Troops and curfews among options to halt protests after no-deal Brexit 
Britain should be braced for a spate of violent protests and counter-protests this autumn if the UK crashes out of the EU, according to the government’s preparations.

Up to 85% of lorries travelling to France will not be ready for new customs rules
Chaos at the border could last for up to three months after a no-deal before it eases slightly, but the flow of lorries may still be half of its current level by January.

No-deal Brexit: Irish hard border inevitable ‘within weeks’, say planners – and smuggling to return
Boris Johnson has insisted that technological solutions and a ‘can-do spirit’ will prevent a hard Irish border. But the contingency planning for no-deal prepared by his own government suggests that a hard border is all but inevitable, leading to ‘direct action’ and road blockades.

Police chief says no-deal Brexit will benefit criminals

Britain’s head of counter-terrorism has warned that the UK’s security would suffer from a no-deal Brexit with the government’s contingency plans revealing that ‘enforcement data and information-sharing between UK and EU will be disrupted’.

Price rises will hurt poor – food banks braced for surge after no-deal Brexit

The government has admitted that low earners will feel the pain of no-deal the most. Food bank bosses say that the damage to food supplies and price rises caused by a no-deal Brexit will affect the level of donations just as more people need help.

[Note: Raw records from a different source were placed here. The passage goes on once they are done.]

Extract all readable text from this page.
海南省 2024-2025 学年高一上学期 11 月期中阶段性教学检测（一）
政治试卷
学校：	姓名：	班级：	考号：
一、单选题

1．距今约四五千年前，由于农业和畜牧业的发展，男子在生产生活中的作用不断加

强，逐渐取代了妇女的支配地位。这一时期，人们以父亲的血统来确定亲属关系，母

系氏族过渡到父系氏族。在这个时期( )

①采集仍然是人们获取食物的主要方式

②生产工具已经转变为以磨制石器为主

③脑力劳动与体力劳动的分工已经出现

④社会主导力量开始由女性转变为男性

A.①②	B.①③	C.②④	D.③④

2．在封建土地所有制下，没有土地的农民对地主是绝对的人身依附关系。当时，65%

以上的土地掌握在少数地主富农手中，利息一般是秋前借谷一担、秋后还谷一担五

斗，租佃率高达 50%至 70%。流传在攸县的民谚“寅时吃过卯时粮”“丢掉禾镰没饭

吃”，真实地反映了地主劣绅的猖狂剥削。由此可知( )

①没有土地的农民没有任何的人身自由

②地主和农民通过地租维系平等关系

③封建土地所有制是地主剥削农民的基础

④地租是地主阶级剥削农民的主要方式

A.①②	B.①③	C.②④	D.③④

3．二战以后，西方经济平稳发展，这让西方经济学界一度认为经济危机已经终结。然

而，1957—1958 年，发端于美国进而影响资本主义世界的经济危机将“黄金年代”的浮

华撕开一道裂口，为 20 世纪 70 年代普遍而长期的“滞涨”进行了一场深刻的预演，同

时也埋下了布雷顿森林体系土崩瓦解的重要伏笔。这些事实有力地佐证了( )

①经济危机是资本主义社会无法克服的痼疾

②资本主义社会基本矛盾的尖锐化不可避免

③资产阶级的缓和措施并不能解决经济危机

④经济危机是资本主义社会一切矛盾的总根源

Gibraltar: thousands of workers face months of four-hour queues after no-deal Brexit

Gibraltar is under-prepared for a no-deal Brexit with the minister overseeing contingency planning saying it was a ‘gargantuan task’. The Yellowhammer document claims that the imposition of checks at its border with Spain will disrupt the supply of goods, including food, medicine and the shipment of waste.

Brits in Europe: healthcare fears for 1.3m expats living in the EU

British embassies in the EU are forecast to be overwhelmed with demands for help as UK nationals living on the Continent struggle with the aftershocks of no-deal.

On all these claims, I’m with the Calais port chief.